PAROLE IN VIAGGIO/1
L’emergenza Coronavirus ha costretto a rinviare diversi appuntamenti di Parole in viaggio, l’iniziativa organizzata in nove città italiane per celebrare il bicentenario di Marietti 1820 (qui). Tuttavia, grazie alla collaborazione con l’Ansa, le sintesi delle lezioni vengono pubblicate sul sito dell’agenzia di stampa e le interviste agli autori proseguono in radio, con la rubrica “Il posto delle parole”, condotta da Livio Partiti. L’iniziativa si avvale della collaborazione di Bper banca, Emme promozione, Edimill e Tuna bites. Ogni sette giorni Settimananews propone le sintesi delle lezioni e le interviste radiofoniche. Iniziamo con la parola Amore, affidata a Carola Barbero, docente di Filosofia del linguaggio e Filosofia della letteratura all’Università di Torino, autrice del libro Addio. Piccola grammatica dei congedi amorosi, pubblicato da Marietti 1820.
Che dire dell’amore? Parola tanto bella quanto difficile. Numerose le sue declinazioni: l’amore per la natura, per gli animali, per i figli, per la patria, per la geografia, per le guide Michelin, per i tramonti, per il gelato, per il tango e per gli haiku. Ma non è di questi che vorrei parlare, bensì di quello tremendo e magnifico che fa battere il cuore ai limiti dell’infarto, passare l’appetito e brillare gli occhi.
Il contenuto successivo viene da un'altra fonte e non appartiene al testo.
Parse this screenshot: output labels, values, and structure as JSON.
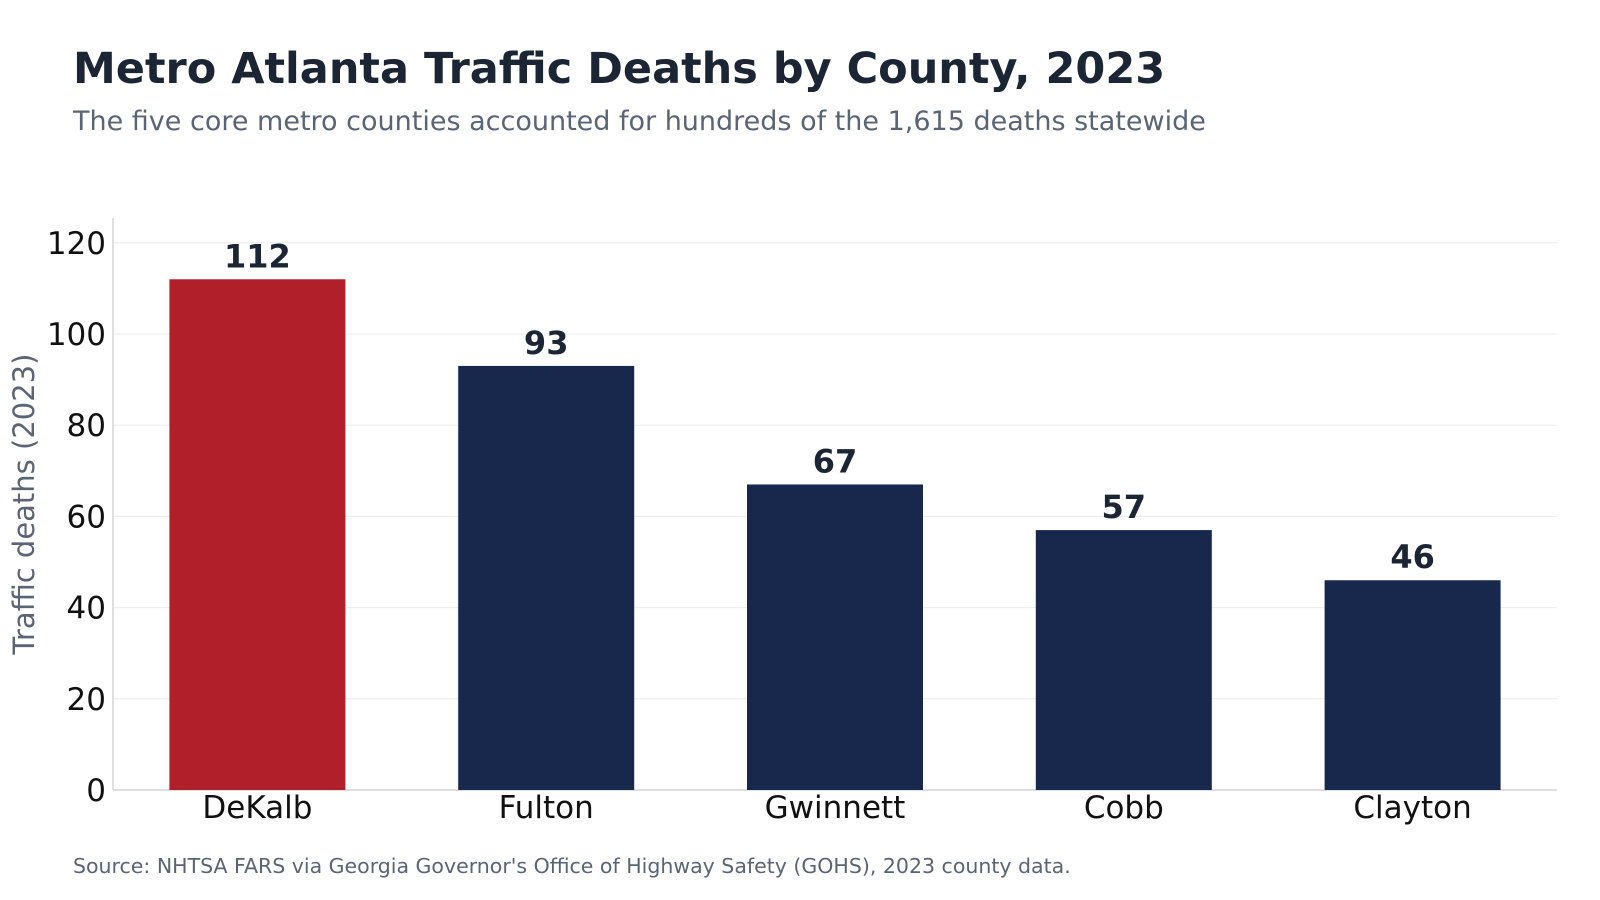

L’Amore, quello romantico, di cui Vinicio Capossela si chiedeva, con la sua voce roca e dolcissima, che cosa fosse, per poi rispondersi «chiedilo al vento», fornendo così una risposta simile a quella che nell’XI libro delle Confessioni Agostino dava a chi gli chiedeva che cosa fosse il tempo («se nessuno me ne chiede, lo so bene: ma se volessi darne spiegazione a chi me ne chiede, non lo so»).
Dell’amore i filosofi si son sempre occupati: Platone dice che consiste nella continua ricerca di «far uno ciò che è due» e Hegel nell’«obliarsi in un altro se stesso e poi ritrovarsi in questo oblio». E se invece convenisse rassegnarsi all’idea che sia qualcosa di «impossibile a definirsi», come sentenziava uno dei maggiori esperti in materia, Casanova (evidentemente più interessato alla pratica che alla teoria)?
Anche se così fosse, da numerosi esempi possiamo comunque imparare molto. L’amore è quel sentimento che Gatsby, il Grande Gatsby, prova per Daisy, il fiore della sua vita, la margherita (“daisy” significa “margherita”) che giorno dopo giorno ha tenuto tra le dita e vicino al cuore, staccando un petalo dopo l’altro mentre passavano gli anni («cinque anni il prossimo novembre»), nella certezza che avrebbe finito col trovarsi il petalo del “m’ama” in mano e la sua amata accanto.
Sarà pur difficile dire cosa sia l’Amore, ma considerate le peripezie degli innamoramenti, le domande sorgono numerose: siamo proprio sicuri che valga la pena di mettere il nostro cuore nelle mani di un’altra persona? E se avesse avuto ragione Marguerite Yourcenar nel dire che l’Amore è una punizione per non essere riusciti a restare soli? In effetti, anche senza prospettare finali terribili, non è forse vero che soffriamo continuamente per amore? Che più spesso di quanto vorremmo ci ritroviamo a dovere interrompere una relazione senza riuscire a farlo? Come capire che cosa è successo a quell’Amore? Dov’è andato, che fine ha fatto (come si domanda Raymond Carver in Di cosa parliamo quando parliamo d’amore)? Come si fa a dire “Addio”?
Forse è un po’ come guardare dal basso un trampolino altissimo: vengono le vertigini. Poi vediamo la scaletta e i gradini che arrivano fin lassù. Proviamo a salirli, tenendoci stretti con le mani tremanti e sudate. Ogni gradino è un ricordo, uno sguardo, un ripensamento, una spina di malinconia. Arriviamo in cima, al momento del nostro Addio: leggero, pauroso, veloce e potente come un tuffo dal trampolino più alto. Ecco, ci tuffiamo e nuotiamo via, per poi ricominciare ad amare o a vivere (il che poi è lo stesso).